Actually there are a few potentially interesting lines in the scb1002 log (found with grep -v 404 scb1002.txt from the above file):

{"name":"mobileapps","hostname":"scb1002","pid":154,"level":40,"message":"Heap memory limit temporarily exceeded","limit":314572800,"memoryUsage":{"rss":449654784,"heapTotal":403587680,"heapUsed":371398688},"levelPath":"warn/service-runner/heap","msg":"Heap memory limit temporarily exceeded","time":"2016-03-07T21:37:33.940Z","v":0}
{"name":"mobileapps","hostname":"scb1002","pid":118,"level":40,"levelPath":"warn/mwapi","request_id":"b88d38d2-e4ad-11e5-b364-37bf8f411856","msg":"no mobileview in response: {\n  \"servedby\": \"mw1120\",\n  \"error\": {\n    \"code\": \"internal_api_error_Exception\",\n    \"info\": \"[6215e01f] Exception Caught: ApiMobileView::getParserOutput: PoolCounter didn't return parser output\"\n  }\n}","time":"2016-03-07T21:44:45.101Z","v":0}
{"name":"mobileapps","hostname":"scb1002","pid":118,"level":50,"message":"504: api_error","status":504,"type":"api_error","detail":{"servedby":"mw1120","error":{"code":"internal_api_error_Exception","info":"[6215e01f] Exception Caught: ApiMobileView::getParserOutput: PoolCounter didn't return parser output"}},"levelPath":"error/504","request_id":"b88d38d2-e4ad-11e5-b364-37bf8f411856","msg":"504: api_error","time":"2016-03-07T21:44:45.107Z","v":0}
{"name":"mobileapps","hostname":"scb1002","pid":145,"level":40,"message":"Heap memory limit temporarily exceeded","limit":314572800,"memoryUsage":
{"rss":657379328,"heapTotal":471307360,"heapUsed":400098032},"levelPath":"warn/service-runner/heap","msg":"Heap memory limit temporarily exceeded","time":"2016-03-07T22:08:33.043Z","v":0}

I'm really reaching, though.

mobrovac lowered the priority of this task from Unbreak Now! to High.Mar 9 2016, 4:35 PM
mobrovac added projects: Services, Operations.
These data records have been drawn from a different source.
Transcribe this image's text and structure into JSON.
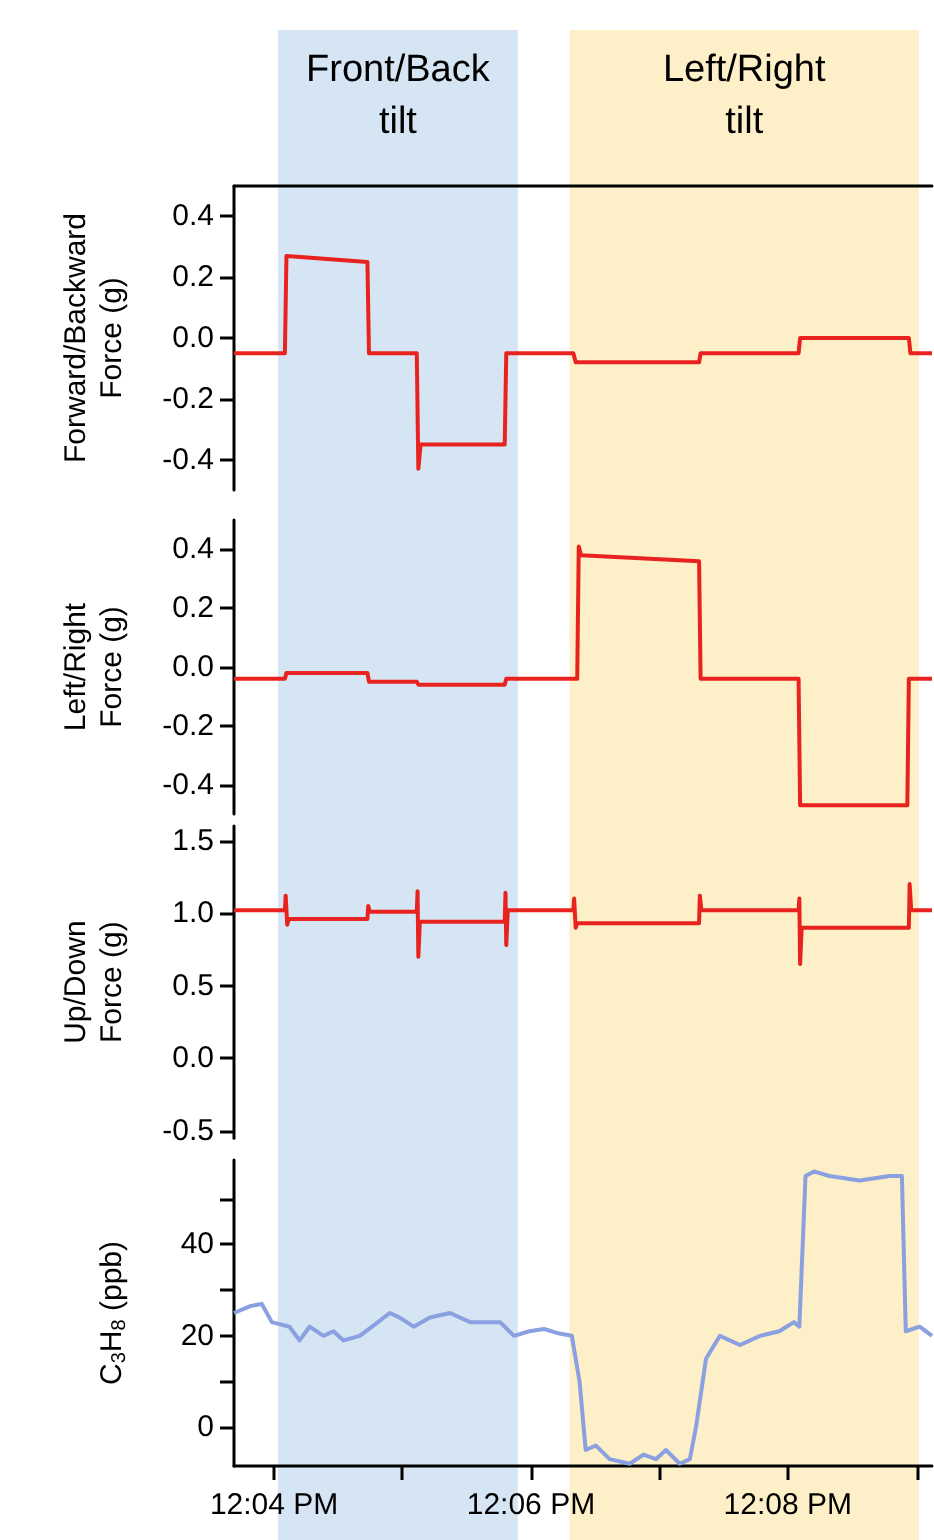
{
  "chart_data": [
    {
      "type": "line",
      "ylabel": "Forward/Backward\nForce (g)",
      "xlim": [
        12.0615,
        12.152
      ],
      "ylim": [
        -0.5,
        0.5
      ],
      "yticks": [
        -0.4,
        -0.2,
        {
          "value": 0,
          "label": "0.0"
        },
        0.2,
        0.4
      ],
      "tick_labels": "y",
      "bands": [
        {
          "axis": "x",
          "from": 12.0672,
          "to": 12.0983,
          "label": "Front/Back\ntilt",
          "color": "#d6e5f3"
        },
        {
          "axis": "x",
          "from": 12.105,
          "to": 12.1503,
          "label": "Left/Right\ntilt",
          "color": "#fdefc7"
        }
      ],
      "series": [
        {
          "color": "#e8231f",
          "x": [
            12.0615,
            12.0681,
            12.0683,
            12.0788,
            12.079,
            12.0852,
            12.0854,
            12.0857,
            12.0966,
            12.0968,
            12.1055,
            12.1058,
            12.1218,
            12.122,
            12.1347,
            12.1349,
            12.149,
            12.1492,
            12.152
          ],
          "values": [
            -0.05,
            -0.05,
            0.27,
            0.25,
            -0.05,
            -0.05,
            -0.43,
            -0.35,
            -0.35,
            -0.05,
            -0.05,
            -0.08,
            -0.08,
            -0.05,
            -0.05,
            0.0,
            0.0,
            -0.05,
            -0.05
          ]
        }
      ]
    },
    {
      "type": "line",
      "ylabel": "Left/Right\nForce (g)",
      "xlim": [
        12.0615,
        12.152
      ],
      "ylim": [
        -0.5,
        0.5
      ],
      "yticks": [
        -0.4,
        -0.2,
        {
          "value": 0,
          "label": "0.0"
        },
        0.2,
        0.4
      ],
      "tick_labels": "y",
      "bands": [
        {
          "axis": "x",
          "from": 12.0672,
          "to": 12.0983,
          "color": "#d6e5f3"
        },
        {
          "axis": "x",
          "from": 12.105,
          "to": 12.1503,
          "color": "#fdefc7"
        }
      ],
      "series": [
        {
          "color": "#e8231f",
          "x": [
            12.0615,
            12.0681,
            12.0683,
            12.0788,
            12.079,
            12.0852,
            12.0854,
            12.0966,
            12.0968,
            12.106,
            12.1062,
            12.1065,
            12.1218,
            12.122,
            12.1347,
            12.1349,
            12.1488,
            12.149,
            12.152
          ],
          "values": [
            -0.04,
            -0.04,
            -0.02,
            -0.02,
            -0.05,
            -0.05,
            -0.06,
            -0.06,
            -0.04,
            -0.04,
            0.41,
            0.38,
            0.36,
            -0.04,
            -0.04,
            -0.47,
            -0.47,
            -0.04,
            -0.04
          ]
        }
      ]
    },
    {
      "type": "line",
      "ylabel": "Up/Down\nForce (g)",
      "xlim": [
        12.0615,
        12.152
      ],
      "ylim": [
        -0.55,
        1.6
      ],
      "yticks": [
        -0.5,
        {
          "value": 0,
          "label": "0.0"
        },
        0.5,
        {
          "value": 1,
          "label": "1.0"
        },
        1.5
      ],
      "tick_labels": "y",
      "bands": [
        {
          "axis": "x",
          "from": 12.0672,
          "to": 12.0983,
          "color": "#d6e5f3"
        },
        {
          "axis": "x",
          "from": 12.105,
          "to": 12.1503,
          "color": "#fdefc7"
        }
      ],
      "series": [
        {
          "color": "#e8231f",
          "x": [
            12.0615,
            12.0681,
            12.0682,
            12.0684,
            12.0686,
            12.0788,
            12.0789,
            12.0791,
            12.0852,
            12.0853,
            12.0854,
            12.0856,
            12.0966,
            12.0967,
            12.0968,
            12.097,
            12.1055,
            12.1056,
            12.1058,
            12.106,
            12.1218,
            12.1219,
            12.1221,
            12.1347,
            12.1348,
            12.1349,
            12.1351,
            12.149,
            12.1491,
            12.1493,
            12.152
          ],
          "values": [
            1.02,
            1.02,
            1.12,
            0.92,
            0.96,
            0.96,
            1.05,
            1.01,
            1.01,
            1.15,
            0.7,
            0.94,
            0.94,
            1.14,
            0.78,
            1.02,
            1.02,
            1.1,
            0.9,
            0.93,
            0.93,
            1.12,
            1.02,
            1.02,
            1.1,
            0.65,
            0.9,
            0.9,
            1.2,
            1.02,
            1.02
          ]
        }
      ]
    },
    {
      "type": "line",
      "ylabel": "C$_{3}$H$_{8}$ (ppb)",
      "xlim": [
        12.0615,
        12.152
      ],
      "ylim": [
        -8.5,
        58.5
      ],
      "yticks": [
        0,
        {
          "value": 10,
          "label": null
        },
        20,
        {
          "value": 30,
          "label": null
        },
        40,
        {
          "value": 50,
          "label": null
        }
      ],
      "xticks": [
        {
          "value": 12.0667,
          "label": "12:04 PM"
        },
        {
          "value": 12.0833,
          "label": null
        },
        {
          "value": 12.1,
          "label": "12:06 PM"
        },
        {
          "value": 12.1167,
          "label": null
        },
        {
          "value": 12.1333,
          "label": "12:08 PM"
        },
        {
          "value": 12.15,
          "label": null
        }
      ],
      "bands": [
        {
          "axis": "x",
          "from": 12.0672,
          "to": 12.0983,
          "color": "#d6e5f3"
        },
        {
          "axis": "x",
          "from": 12.105,
          "to": 12.1503,
          "color": "#fdefc7"
        }
      ],
      "series": [
        {
          "color": "#8aa0e0",
          "x": [
            12.0615,
            12.0636,
            12.0651,
            12.0664,
            12.0687,
            12.07,
            12.0713,
            12.0731,
            12.0744,
            12.0757,
            12.0778,
            12.0794,
            12.0817,
            12.083,
            12.0848,
            12.0869,
            12.0895,
            12.0921,
            12.096,
            12.0978,
            12.0998,
            12.1017,
            12.1037,
            12.1053,
            12.1063,
            12.1071,
            12.1084,
            12.1102,
            12.1128,
            12.1146,
            12.1162,
            12.1175,
            12.1193,
            12.1206,
            12.1214,
            12.1227,
            12.1245,
            12.1271,
            12.1297,
            12.1322,
            12.1341,
            12.1348,
            12.1356,
            12.1367,
            12.1387,
            12.1426,
            12.1465,
            12.1481,
            12.1486,
            12.1504,
            12.152
          ],
          "values": [
            25,
            26.5,
            27,
            23,
            22,
            19,
            22,
            20,
            21,
            19,
            20,
            22,
            25,
            24,
            22,
            24,
            25,
            23,
            23,
            20,
            21,
            21.5,
            20.5,
            20,
            10,
            -5,
            -4,
            -7,
            -8,
            -6,
            -7,
            -5,
            -8,
            -7,
            0,
            15,
            20,
            18,
            20,
            21,
            23,
            22,
            55,
            56,
            55,
            54,
            55,
            55,
            21,
            22,
            20
          ]
        }
      ]
    }
  ]
}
So, I've checked out the offending deploy commit on scb1001 under my local user and ran it without problems. I think it's worth giving the deploy another shot.

Mholloway closed this task as Resolved.Mar 9 2016, 11:08 PM

The conclusion was that the node processes ran out of memory due to the previously mentioned patch.